2. Where an application for final judgment on an individual rehabilitation inspection is rejected;

(3) Where confirmed individual rehabilitation claims are entered in the table of individual rehabilitation creditors, such entry shall have the same effect as a final judgment on all of such individual rehabilitation creditors.

(4) When a decision to discontinue individual rehabilitation procedures is confirmed, any individual rehabilitation creditor may perform compulsory execution against the debtor according to the table of individual rehabilitation creditors.

(1) Any individual rehabilitation creditor who has an objection to any content of the list of individual rehabilitation creditors may raise an objection in writing within the objection period provided for in the provisions of Article 596 (2) 1. When the debtor approves the objection, he/she may modify the list of individual rehabilitation creditors after obtaining permission therefor from the court. In this case, the court may choose not to render a decision with respect to the application for the judgment in claim allowance proceedings.

(2) Where an objection is raised against any right in a pending lawsuit at the time individual rehabilitation procedures commence, no separate application for a judgment in claim allowance proceedings shall be filed, and the details of the pending lawsuit shall be changed to a lawsuit in claim allowance proceedings for individual

D. Determination

According to the provisions of each of the above laws, where individual rehabilitation procedures have already commenced, the procedure is prepared to obtain confirmation of claims through the final judgment on the final judgment on the individual rehabilitation claim; the claims entered in the table of individual rehabilitation creditors have the same effect as the final judgment; where the individual rehabilitation procedures continue, repayment may be made according to the procedure; and even if the individual rehabilitation procedures continue, compulsory execution may be made based on the individual rehabilitation table. In light of each of the above provisions and the purport of the final judgment on the individual rehabilitation procedures and the stability of the individual rehabilitation procedures, even if the individual rehabilitation procedures are discontinued, it is impossible to separately file a lawsuit for performance with respect to claims already entered in the individual rehabilitation creditors list, and it is difficult to dispute the existence or scope of claims through the final judgment in the individual rehabilitation procedure. Furthermore, it is improper to re-appeal the same in cases where there is an executive title or final judgment that has already been executory power on the individual rehabilitation creditors, and as long as the individual rehabilitation procedures are in progress, the creditor and the debtor cannot file a lawsuit for performance separately on the same ground as seen earlier.

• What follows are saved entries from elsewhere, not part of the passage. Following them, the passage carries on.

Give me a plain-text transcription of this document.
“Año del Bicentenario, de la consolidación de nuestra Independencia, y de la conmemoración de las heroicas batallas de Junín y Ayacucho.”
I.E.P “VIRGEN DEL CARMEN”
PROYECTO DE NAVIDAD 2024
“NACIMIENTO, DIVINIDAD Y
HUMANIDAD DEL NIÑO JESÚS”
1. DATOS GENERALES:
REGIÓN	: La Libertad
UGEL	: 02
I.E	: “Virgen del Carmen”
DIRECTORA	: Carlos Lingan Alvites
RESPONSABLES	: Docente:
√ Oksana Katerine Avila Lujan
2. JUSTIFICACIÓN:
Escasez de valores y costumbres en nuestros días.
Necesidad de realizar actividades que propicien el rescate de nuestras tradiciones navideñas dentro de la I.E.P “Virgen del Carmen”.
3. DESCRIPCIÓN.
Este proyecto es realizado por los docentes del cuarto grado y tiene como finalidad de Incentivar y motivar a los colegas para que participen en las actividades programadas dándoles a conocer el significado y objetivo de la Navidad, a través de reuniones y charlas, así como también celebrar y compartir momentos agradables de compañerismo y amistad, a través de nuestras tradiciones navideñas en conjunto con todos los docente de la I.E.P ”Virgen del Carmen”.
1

Therefore, the issue of whether the claim for indemnity of this case, which the Plaintiff filed against the Defendant after a decision to grant immunity was confirmed in the above individual rehabilitation procedure applied by the Defendant, can be asserted as non-exempt claims under the proviso of Article 625(2)5 of the Debtor Rehabilitation Act and brought a lawsuit, etc. is a separate issue. As long as the claim for indemnity of this case is included in the list of individual rehabilitation creditors of the above individual rehabilitation procedure and the above individual rehabilitation procedure is still in progress, the interruption of prescription becomes effective even if the submission of the list of individual rehabilitation creditors under Article 32 Subparag. 3 of the Debtor Rehabilitation Act, the lawsuit of this case against the Plaintiff filed a separate performance lawsuit is unlawful because there is no benefit of lawsuit against the

3. Conclusion

Therefore, the lawsuit of this case is dismissed as it is inappropriate, and the judgment of the court of first instance is unfair with the conclusion different, and it is so revoked and it is so decided as per Disposition.